Tapi tidak hanya itu, begitu jawabannya sudah Anda lihat, Anda juga harus menindakinya. Ketika masalahnya bukan milik Anda, Anda tidak merasakan konsekuensi dari segala keputusan yang diambil. Anda bahkan tidak berada di ruangan yang sama sehingga tidak bisa merasakan seramnya mengatakan “Aku ingin kita bercerai saja.” Bukan Anda juga yang harus merasakan beratnya hidup sendiri tanpa dukungan orang yang terkasih. Bukan Anda juga yang harus menanggung manakala ada apa-apa yang salah.
Ketakutan akan konsekuensi yang potensial dialami membuat kita jadi lebih susah berpikir kreatif.
Nah, sekarang yang penting adalah: Lantas gimana, dong?
Untuk masalah yang milik Anda sendiri atau orang-orang yang terdekat dari diri Anda, gunakan jarak psikologis untuk keuntungan kita.
Bayangkan masalah itu terjadi pada Anda di masa lalu atau di suatu saat nanti di masa depan. Langsung pandang lagi masalahnya dan coba cari solusinya dengan melakukan kombinasi dengan:
Meminta nasehat dari orang lain, siapapun itu di masa lalu atau masa depan Anda. Orang lain di sini bisa jadi orang yang Anda betul-betul kenal secara langsung ataupun tidak. Misal saja, bayangkan Anda meminta nasehat dari Pak Mario Teguh, dari Pak SBY, dari Oprah, atau dari siapapun yang Anda mau. Kalau Anda suka, Anda bisa saja meminta nasehat dari tokoh semacam Upin, Ipin, atau Kak Ross . Apapun, yang penting Anda dapet nasehatnya dalam perspektif yang berbeda dengan milik Anda.

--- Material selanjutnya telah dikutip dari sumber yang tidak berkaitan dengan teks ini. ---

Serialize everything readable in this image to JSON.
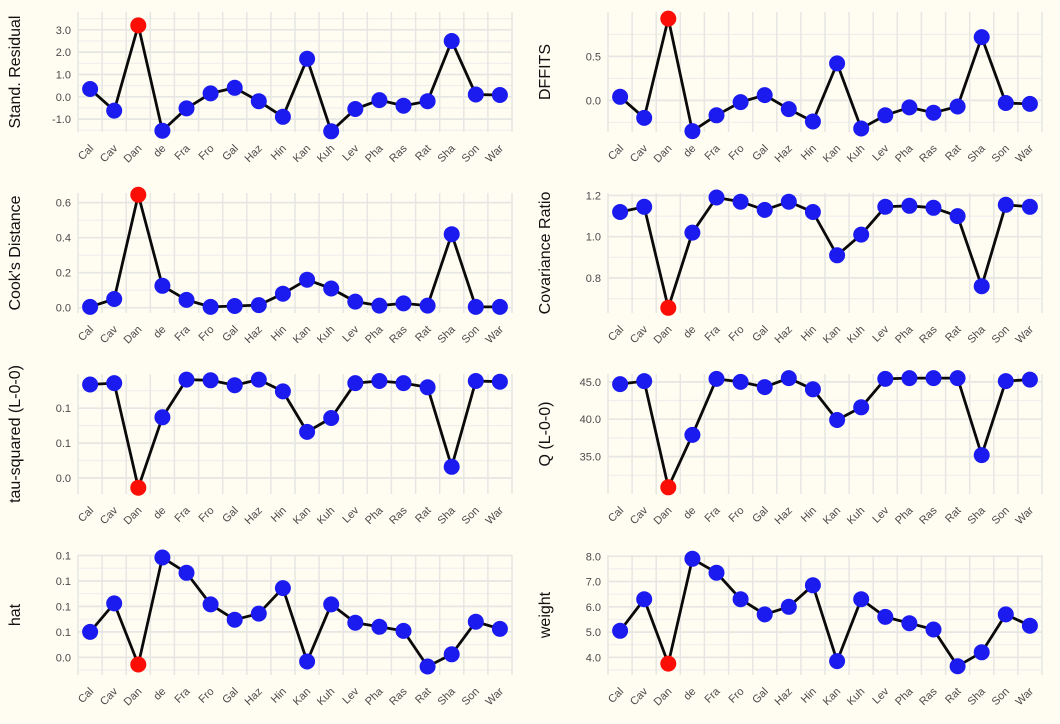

Jika perlu, manakala Anda takut-takut dalam mengembangkan solusi kreatif, katakan ke diri sendiri, “Ini coba mengeksplorasi alternatif solusi aja kok, ndak bener2 bermaksud untuk menjalani.” atau
Bayangkan masalah itu adalah masalah orang lain. Atau bayangkan masalah itu tetap sebagai masalah Anda, sekarang tinggal Anda memposisikan diri sebagai layaknya orang lain. Dan kalau saya, inilah yang biasanya saya lakukan. Frame waktunya tidak berubah, karena bagi saya, ketersediaan resource masa depan atau masa lalu tidaklah sama dengan masa sekarang (kecuali kalau Anda bisa membayangkannya sebagai sama). Untuk masalah tertentu, saya bahkan mengundang diri saya di masa depan untuk hadir di masa depan dan turut memberi nasehat. Ini dengan anggapan bahwa saya di masa depan adalah orang yang lebih bijak dan matang serta —tak kalah pentingnya– juga bisa mengatakan dan meyakinkan betapa pilihan tak enak yang sulit untuk diambil di saat ini akan memberikan kebaikan yang amat besar dan menggiurkan di masa depan. Bagaimanapun, kita yang di saat ini perlu dioptimiskan dan diyakinkan tentang kebaikan yang bisa didapat dari keputusan sulit kita di masa sekarang, untuk kemudian dibuat lebih condong pada menjalani pilihan sulit itu.
Jika cara ini terkesan aneh, well, ini efektif kok Silahkan deh coba. PS: dan sadarkah Anda, jarak psikologis ini juga berlaku untuk keyakinan orang tentang sembuh. Pernah dengar istilah “Dukun yang manjur itu adalah dukun yang letakknya jauh”? Semakin orang berobat (atau minta nasehat) ke tempat yang jauh, atau apapun yang butuh pengorbanan besar, biasanya semakin besar anggapan dia terhadap kemanjurannya. Tapi ini sudah cerita yang berbeda (1) Lile Jia, Edward R. Hirta dan Samuel C. Karpena (2009), Lessons from a Faraway land: The effect of spatial distance on creative cognition, Department of Psychological and Brain Sciences, Indiana University, Bloomington.